Саул полюбил Давида и оставил его у себя.

Так с пением и музыкой, с красотой и радостью вошло в дом Саулов великое его страдание.

Первое действие трагедии — удар по гордости Сауловой.

Война все с теми же вечными врагами — филистимлянами. На этот раз в новом виде — единоборстве. Вышел из войска филистимского воин — огромный, страшный, «рост его шесть локтей с пядью». На голове медный шлем, тяжеленная чешуйчатая броня защищала его грудь, медные щиты на ногах и медное копье было у него на плечах, с железным острием длины и тяжести непомерной. И, встав перед перепуганными отрядами израильскими, чудище это потрясало плечами, гремело металлом доспехов своих и бахвалилось:

— Для чего вылезли вы на сражение? Не филистимлянин ли я? — гудел голос его. — Вы, рабы Сауловы, выберите у себя человека, пусть сразится со мной, и если поразит меня, то мы будем вашими рабами, если же я одолею его, то вы будете нашими рабами и станете служить нам. Осрамлю я ныне отряды израильские.

В ужасе внимали ему воины Сауловы. И были среди них три брата Давидовы, старшие сыны Иессея, а сам Давид, служа у Саула, был в это время в Вифлееме. Часто уходил он домой пасти стада отца.

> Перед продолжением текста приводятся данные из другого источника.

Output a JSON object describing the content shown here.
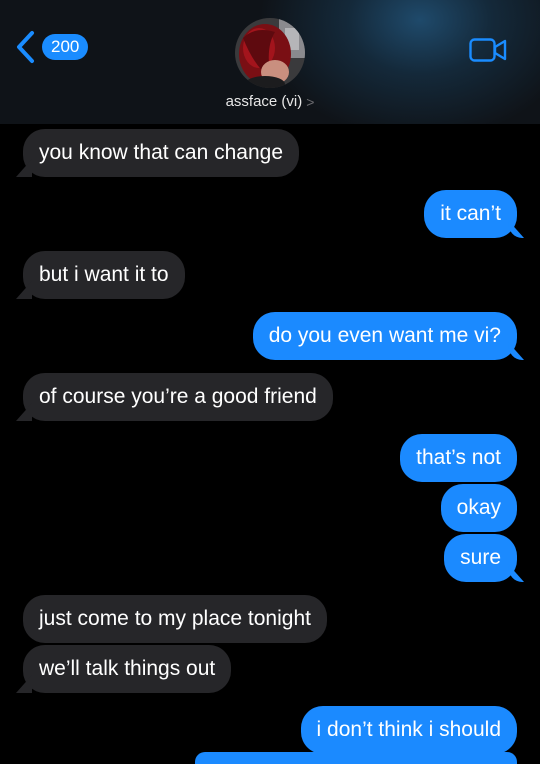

Сорок дней бахвалился филистимлянин перед израильтянами, и никто не смел отозваться на вызов его.

Между тем Иессей повелел Давиду отнести братьям хлеба и осведомиться об их благополучии.

Подойдя к стану, услышал Давид, как трубили тревогу, и увидел страшного Голиафа, единоборца филистимского. Выстроились израильтяне и филистимляне строем против строя, а Голиаф выступал перед ними и издевался над израильтянами.

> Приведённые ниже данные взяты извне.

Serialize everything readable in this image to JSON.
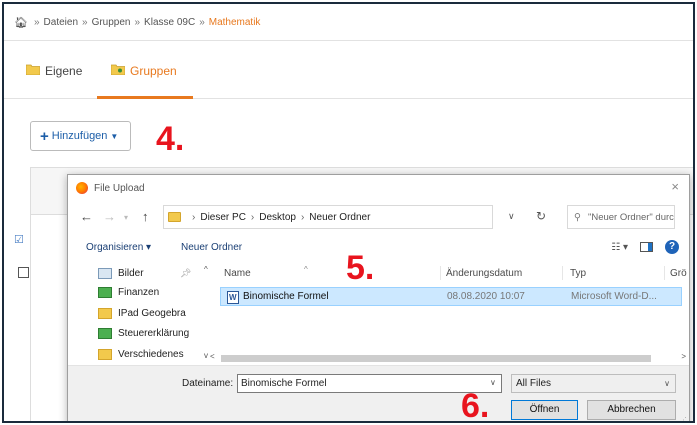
{
  "breadcrumb": {
    "items": [
      "Dateien",
      "Gruppen",
      "Klasse 09C"
    ],
    "current": "Mathematik",
    "separator": "»"
  },
  "tabs": [
    {
      "label": "Eigene",
      "active": false
    },
    {
      "label": "Gruppen",
      "active": true
    }
  ],
  "add_button": {
    "label": "Hinzufügen"
  },
  "annotations": {
    "step4": "4.",
    "step5": "5.",
    "step6": "6."
  },
  "colors": {
    "accent": "#e8791f",
    "annotation": "#e8141e",
    "selection": "#cce8ff",
    "link": "#1c5ea8"
  },
  "dialog": {
    "title": "File Upload",
    "close": "×",
    "address": [
      "Dieser PC",
      "Desktop",
      "Neuer Ordner"
    ],
    "search_placeholder": "\"Neuer Ordner\" durchsuchen",
    "toolbar": {
      "organize": "Organisieren ▾",
      "new_folder": "Neuer Ordner"
    },
    "sidebar": [
      {
        "label": "Bilder",
        "icon": "pictures-icon"
      },
      {
        "label": "Finanzen",
        "icon": "finance-folder-icon"
      },
      {
        "label": "IPad Geogebra",
        "icon": "folder-icon"
      },
      {
        "label": "Steuererklärung",
        "icon": "folder-icon"
      },
      {
        "label": "Verschiedenes",
        "icon": "folder-icon"
      }
    ],
    "columns": [
      "Name",
      "Änderungsdatum",
      "Typ",
      "Grö"
    ],
    "files": [
      {
        "name": "Binomische Formel",
        "date": "08.08.2020 10:07",
        "type": "Microsoft Word-D...",
        "selected": true
      }
    ],
    "filename_label": "Dateiname:",
    "filename_value": "Binomische Formel",
    "filter": "All Files",
    "open_button": "Öffnen",
    "cancel_button": "Abbrechen"
  }
}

И услышал Давид, как говорили израильтяне между собою:

— Вот как возносится этот человек. Кто поразит его, того обогатит царь великим богатством и выдаст за него дочь свою.

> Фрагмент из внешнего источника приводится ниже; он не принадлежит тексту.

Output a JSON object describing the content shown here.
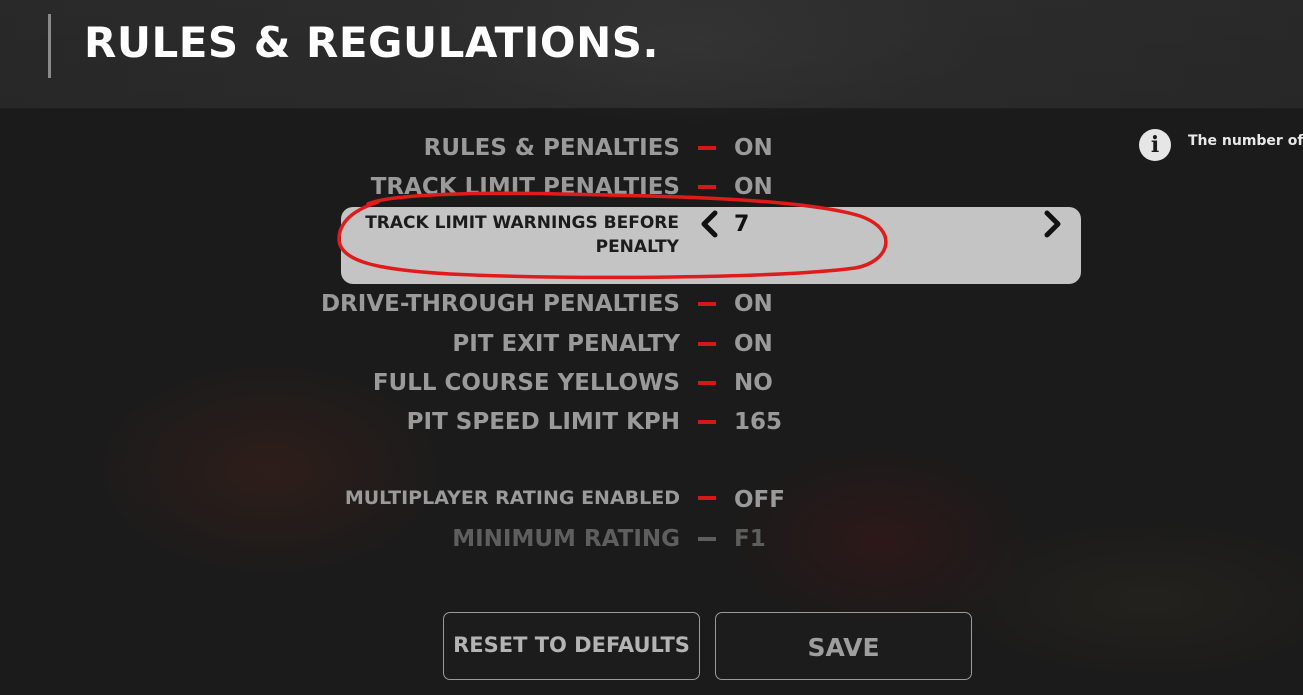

Увидел Давида старший брат его Елиав и разгневался: как смел этот младший брат бросить стадо свое и толкаться здесь!

— Я знаю твою надменность и недоброе сердце твое. Ты пришел только посмотреть на сражение.

Должно быть, было у этого брата нехорошее отношение к Давиду. Он чувствовал, что этот младший носит на себе знак, отличающий его от вcex и было ему завидно и обидно.

— Разве я без дела здесь? — отвечал ему Давид.

Он ведь пришел по поручению отца, принес хлеба братьям. И, отойдя от Елиава, продолжал ходить между воинами и расспрашивать. И все повторили ему об условиях единоборства и о царской награде победителю.

И тогда сказал Давид, что хочет сразиться с филистимлянином.

Пересказали слова эти Саулу, и тот велел привести к себе Давида.

— Ты не можешь идти против филистимлянина, — сказал ему Саул, — ибо ты еще молод, а он — ратоборец с малолетства.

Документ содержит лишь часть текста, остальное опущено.